GroundCast – What are the future plans for the band?
Leeb: Currently we are working on new material, which is planned to be released as an EP later this year. And of course there are some gigs in Austria coming our way in 2014…
Mani: …and hopefully some in Brazil in 2015. Feel free to invite us! 🙂
GroundCast – Do you live with music (as producers or other things related)?
Leeb: Besides THROES I also play bass in a band called ENCOMPASS THE ALL.
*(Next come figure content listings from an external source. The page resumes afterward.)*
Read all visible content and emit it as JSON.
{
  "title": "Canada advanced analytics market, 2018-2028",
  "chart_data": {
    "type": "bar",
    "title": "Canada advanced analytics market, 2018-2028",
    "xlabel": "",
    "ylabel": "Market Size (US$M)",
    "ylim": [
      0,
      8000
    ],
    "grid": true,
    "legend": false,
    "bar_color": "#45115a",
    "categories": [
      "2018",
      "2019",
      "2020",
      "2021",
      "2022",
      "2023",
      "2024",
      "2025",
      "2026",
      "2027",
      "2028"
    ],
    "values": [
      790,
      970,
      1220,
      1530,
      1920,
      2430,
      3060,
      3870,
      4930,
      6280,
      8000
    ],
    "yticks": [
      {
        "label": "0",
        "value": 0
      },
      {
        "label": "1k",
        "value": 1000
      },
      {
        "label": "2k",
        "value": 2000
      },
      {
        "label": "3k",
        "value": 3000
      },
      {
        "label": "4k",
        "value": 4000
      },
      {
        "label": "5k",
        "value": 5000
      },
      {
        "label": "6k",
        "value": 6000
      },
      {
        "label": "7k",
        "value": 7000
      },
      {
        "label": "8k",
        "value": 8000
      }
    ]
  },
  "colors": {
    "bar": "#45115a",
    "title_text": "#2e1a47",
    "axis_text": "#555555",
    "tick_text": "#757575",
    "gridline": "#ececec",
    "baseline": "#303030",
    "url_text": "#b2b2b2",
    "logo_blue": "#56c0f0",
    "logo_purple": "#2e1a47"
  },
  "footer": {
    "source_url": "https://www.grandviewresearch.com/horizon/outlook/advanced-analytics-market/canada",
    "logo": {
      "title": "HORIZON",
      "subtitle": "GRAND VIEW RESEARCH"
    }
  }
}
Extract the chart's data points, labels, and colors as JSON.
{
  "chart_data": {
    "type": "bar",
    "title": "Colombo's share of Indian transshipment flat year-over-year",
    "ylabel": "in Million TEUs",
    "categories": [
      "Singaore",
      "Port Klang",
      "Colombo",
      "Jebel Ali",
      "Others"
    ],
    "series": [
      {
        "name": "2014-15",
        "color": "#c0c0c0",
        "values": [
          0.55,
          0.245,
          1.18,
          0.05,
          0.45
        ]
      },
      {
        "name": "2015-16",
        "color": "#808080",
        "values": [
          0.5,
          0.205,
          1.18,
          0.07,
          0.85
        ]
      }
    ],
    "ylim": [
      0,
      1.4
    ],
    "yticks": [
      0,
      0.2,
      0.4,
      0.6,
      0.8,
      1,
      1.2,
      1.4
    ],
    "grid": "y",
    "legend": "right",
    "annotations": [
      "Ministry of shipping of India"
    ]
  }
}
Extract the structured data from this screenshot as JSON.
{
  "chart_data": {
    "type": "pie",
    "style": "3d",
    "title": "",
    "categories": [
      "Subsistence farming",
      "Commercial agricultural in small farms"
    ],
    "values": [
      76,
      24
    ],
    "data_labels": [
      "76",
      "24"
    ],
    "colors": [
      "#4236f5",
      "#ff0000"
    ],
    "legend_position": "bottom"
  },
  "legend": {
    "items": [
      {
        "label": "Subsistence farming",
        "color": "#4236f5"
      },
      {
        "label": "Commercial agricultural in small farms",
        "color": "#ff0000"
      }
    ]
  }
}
Mani: If you mean, if we make a living from music: No. My job is absolutely not related to music, except for the fact that I listen to music all day while working.
Helmut: As mentioned before, we do not make our living from our music. Neither in this band, nor with anything else. It’s more like we are earning our money to spend it for music. Sad but true, one might say. But the positive thing about it is that we can create music independently from financial considerations and we appreciate this resulting artistical freedom a lot.
GroundCast – Nowadays we see lots of bands born and dying, I can say that exist a lack of creativity, which advice can you give for the people that wanna start a musical career, as amateur or professional?
Mani: There’s no advice we could give to professionals because we ourselves are bloody amateurs on our instruments and are, as mentioned in the context of music and the internet, in a situation that is completely different from that of professional musicians.
Helmut: I think that the only reason to do ANYTHING is that you enjoy what you are doing. No matter if you are playing music or working as a lawyer: if you like what you are doing you will be good at it or become good at it with time. And if not so: You are at least still enjoying what you are doing.
GroundCast – Thanks for your time, now the space is yours to say something to our readers. Good lucky and a long road for you. Best regards.
Leeb: Thank you for the opportunity to make us known to Brazilian readers. Dear readers, enjoy our music at http://throesmusic.bandcamp.com/ or http://www.youtube.com/user/throesmusic/featured and become our friends at https://www.facebook.com/throes.at
Mani: If you like long roads come to see us at our next show in Graz on May 16th.